I do want to cut my carbon footprint, but it’s not guilt that’s driving this urge. Having spent this long researching the consequences of climate change and the link to manmade carbon emissions, I am now hyper conscious of the direct (albeit diluted) consequence of my actions.

During my first introduction to the 3rd world (that’s what it was called back then) when I was 21 on my first journey across the Sahara, I became conscious of my connectedness to the poverty and lack of opportunity that characterises the developing world (as we call it today), and that grew into a firsthand understanding of how the immigration policy, trade tariffs, and resource exploitation that protect my quality of life, make life shit for others on this same planet.

So as for my carbon emissions, it’s not that I feel guilty; I’d just get no pleasure from the activities that cause large emissions. I’d really like to go to visit Mexico and Belize; I’ve created this paradise image in my head of scuba diving and golden beaches. I don’t know if it’s really like that but last month an old friend offered a free holiday to Mexico and I didn’t take it for a number of reasons, but one of the top ones was that I knew how significant an impact of a long haul flight would have on my annual carbon emissions, (it’s massive). This makes me sound like a right tree hugger, but it’s not guilt that stopped me flying it’s a sense of how dirty air travel is, and I wouldn’t enjoy the beaches knowing those emissions were part of the experience.

Imagine you really need to pee, and the only place you can go (for some obscure reason – just humour me) is in your fridge, you wouldn’t enjoy the satisfaction of taking that badly needed pee.

Everyone draws the line somewhere. For me it’s work. If I had to fly somewhere for work I would, partly because I’d blame my employer for the emissions, and partly because in my head I justify it as being a necessary activity. My work has some value to the world, whereas my holiday doesn’t.

When I worked for the BBC there was this regular justification that because of the educational value of the films being made, and them reaching such a big audience, they didn’t have to concern themselves with carbon emissions. Now I work a lot with expert climate scientists. Its crazy how much they travel to conferences and exhibitions all over the world, but they use the same emission immunity of the “greater good”.
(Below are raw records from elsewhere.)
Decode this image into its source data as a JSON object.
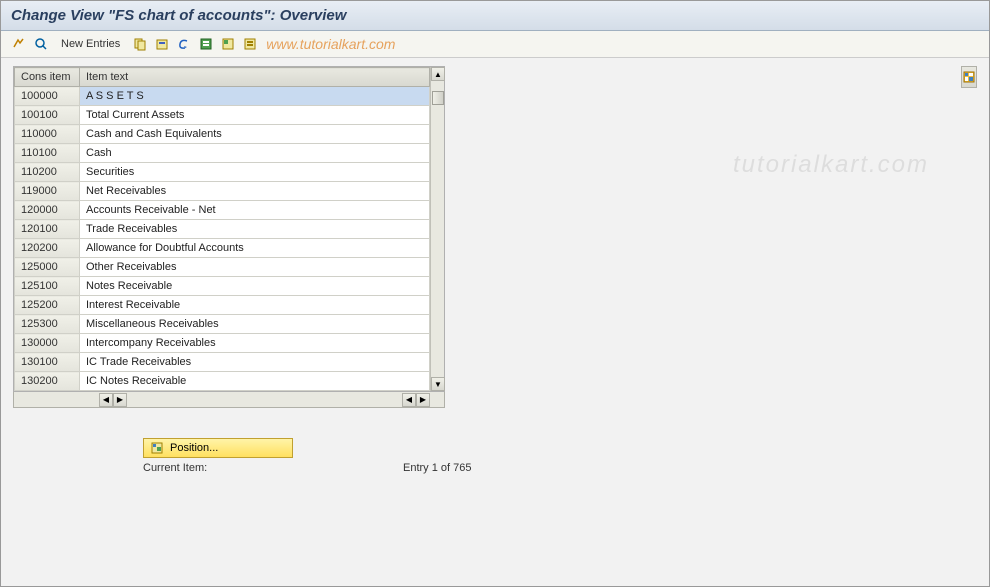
{
  "title": "Change View \"FS chart of accounts\": Overview",
  "watermark_text": "www.tutorialkart.com",
  "watermark_side": "tutorialkart.com",
  "toolbar": {
    "new_entries": "New Entries"
  },
  "table": {
    "headers": {
      "cons_item": "Cons item",
      "item_text": "Item text"
    },
    "rows": [
      {
        "cons": "100000",
        "text": "A S S E T S"
      },
      {
        "cons": "100100",
        "text": "Total Current Assets"
      },
      {
        "cons": "110000",
        "text": "Cash and Cash Equivalents"
      },
      {
        "cons": "110100",
        "text": "Cash"
      },
      {
        "cons": "110200",
        "text": "Securities"
      },
      {
        "cons": "119000",
        "text": "Net Receivables"
      },
      {
        "cons": "120000",
        "text": "Accounts Receivable - Net"
      },
      {
        "cons": "120100",
        "text": "Trade Receivables"
      },
      {
        "cons": "120200",
        "text": "Allowance for Doubtful Accounts"
      },
      {
        "cons": "125000",
        "text": "Other Receivables"
      },
      {
        "cons": "125100",
        "text": "Notes Receivable"
      },
      {
        "cons": "125200",
        "text": "Interest Receivable"
      },
      {
        "cons": "125300",
        "text": "Miscellaneous Receivables"
      },
      {
        "cons": "130000",
        "text": "Intercompany Receivables"
      },
      {
        "cons": "130100",
        "text": "IC Trade Receivables"
      },
      {
        "cons": "130200",
        "text": "IC Notes Receivable"
      }
    ]
  },
  "footer": {
    "position_label": "Position...",
    "current_item_label": "Current Item:",
    "entry_text": "Entry 1 of 765"
  }
}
Those carbon dioxide molecules created in activities that have a greater good, convert just as much solar radiation into heat as my last holiday, so they shouldn’t be guilt free.

I worked in a chocolate factory, where I saw industrial scale waste (of energy and materials), and did nothing about it because I thought it wasn’t my waste, and I wasn’t responsible. But looking back I think I was responsible for being in a position to prevent waste and not doing it. It’s as good as my own personal waste.

Emissions created at work by individuals can probably make up a large part of the 80% cut needed to get to down to 2 tonnes per year.

Point 1 of the Contentism Manifesto: We won't be wasteful just because we are at work.